Tuesday, February 25, 2014

Opelousas, Louisiana

We woke up to another overcast sky.  It was warm sleeping.  We slept with our bedroom windows open.  Our outside thermometer registered 55.  We took local county roads to Opelousas.  The tourist center was located in Le Vieux Village.  The village is a collection of buildings from Opelousas and the parish it is in.   None of the buildings were open.  The city is Louisiana's third oldest city founded about 1720.  For a year during the Civil War, it was the state capital because union forces occupied Baton Rouge.  Jim Bowie lived here and it is the "Zydeco Capital of the World."

As we were walking around the village, we thought this stop might be a bust.  The last stop in the village was Louisiana Orphan Train Museum.  We had read a brochure on it and wanted to find out more about it and we are glad we did.   The museum collects and preserves items that tell the history of three trains that came from New York City in 1907 to Louisiana with "orphans" being placed in the homes of Catholic families.  There were many such trains carrying orphans to states and territories in the U.S. between 1854 and 1929.  During these years over 9,000 came to Illinois.


This is the building that contains the museum.


These are volunteers that work in the museum.  Each one has a relative who rode the train and they told their family member's story.  It made the kids who rode the train come alive.  The man's father was three and a half when he was put on the train.   A note was attached to his clothes containing his name, birthday, and mother's name.  That is the age of Keegan!  It was a 6-7 day ride with stops beginning in New Orleans and ending on Opelousas.  What that little guy must have thought.  The volunteers each shared that their family member never talked about the fact that they rode the train.  They usually found out about this history from a parent or grandparent married to the orphan.

The younger lady shared that when her grandmother died, she found an old trunk that contained her grandmother's clothes she had worn and the number that had been pinned to her clothes.  The family that picked her up had the matching number.  The older lady's mother had ridden the train.  It was very interesting and moving to hear their family member's story.   The museum contained then and now pictures, clothes, and other items telling the stories of  over 160 of the children who rode one of the trains.  The kids ranged in age from newborn to seven years old.  As far as they know, there is one survivor left from the Louisiana trains.

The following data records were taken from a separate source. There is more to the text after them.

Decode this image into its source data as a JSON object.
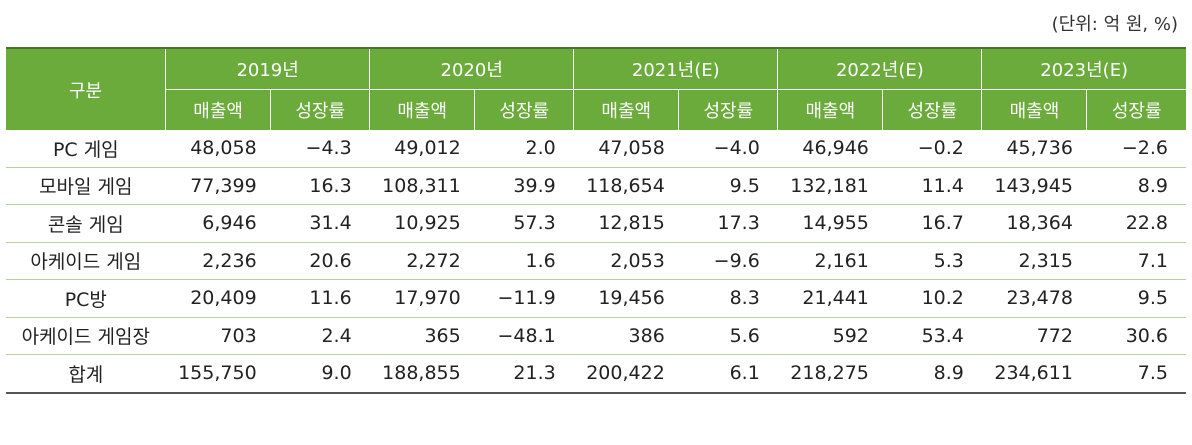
{
  "unit_note": "(단위: 억 원, %)",
  "header": {
    "corner": "구분",
    "years": [
      "2019년",
      "2020년",
      "2021년(E)",
      "2022년(E)",
      "2023년(E)"
    ],
    "sub": [
      "매출액",
      "성장률"
    ]
  },
  "rows": [
    {
      "label": "PC 게임",
      "cells": [
        "48,058",
        "−4.3",
        "49,012",
        "2.0",
        "47,058",
        "−4.0",
        "46,946",
        "−0.2",
        "45,736",
        "−2.6"
      ]
    },
    {
      "label": "모바일 게임",
      "cells": [
        "77,399",
        "16.3",
        "108,311",
        "39.9",
        "118,654",
        "9.5",
        "132,181",
        "11.4",
        "143,945",
        "8.9"
      ]
    },
    {
      "label": "콘솔 게임",
      "cells": [
        "6,946",
        "31.4",
        "10,925",
        "57.3",
        "12,815",
        "17.3",
        "14,955",
        "16.7",
        "18,364",
        "22.8"
      ]
    },
    {
      "label": "아케이드 게임",
      "cells": [
        "2,236",
        "20.6",
        "2,272",
        "1.6",
        "2,053",
        "−9.6",
        "2,161",
        "5.3",
        "2,315",
        "7.1"
      ]
    },
    {
      "label": "PC방",
      "cells": [
        "20,409",
        "11.6",
        "17,970",
        "−11.9",
        "19,456",
        "8.3",
        "21,441",
        "10.2",
        "23,478",
        "9.5"
      ]
    },
    {
      "label": "아케이드 게임장",
      "cells": [
        "703",
        "2.4",
        "365",
        "−48.1",
        "386",
        "5.6",
        "592",
        "53.4",
        "772",
        "30.6"
      ]
    },
    {
      "label": "합계",
      "cells": [
        "155,750",
        "9.0",
        "188,855",
        "21.3",
        "200,422",
        "6.1",
        "218,275",
        "8.9",
        "234,611",
        "7.5"
      ]
    }
  ],
  "colors": {
    "header_bg": "#6aab3b",
    "rule": "#b6d39b"
  }
}
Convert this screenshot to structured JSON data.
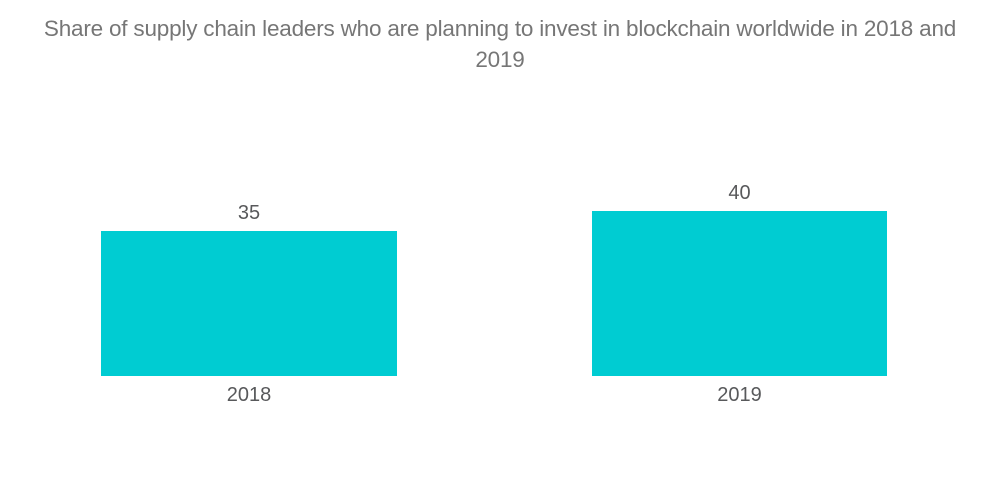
{
  "chart_data": {
    "type": "bar",
    "title": "Share of supply chain leaders who are planning to invest in blockchain worldwide in 2018 and 2019",
    "categories": [
      "2018",
      "2019"
    ],
    "values": [
      35,
      40
    ],
    "value_labels": [
      "35",
      "40"
    ],
    "xlabel": "",
    "ylabel": "",
    "ylim": [
      0,
      45
    ],
    "grid": false,
    "legend": false,
    "orientation": "vertical",
    "bar_color": "#00ccd2"
  },
  "colors": {
    "background": "#ffffff",
    "title_text": "#767676",
    "label_text": "#58595b",
    "bar": "#00ccd2"
  }
}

Carol said that it was sad for these kids to leave their parents, never to see them again or know anything about them except a name; but most of them had a much better future and life.  Along with the sadness the mothers must have felt, they had a hope for the kids.

It began to rain as we were at the museum and we drove back to camp in the rain.  We all went to supper at Giovani's,  an Italian restaurant we ate at last year...yum, yum!  We all ate much, much too much.  When will we learn!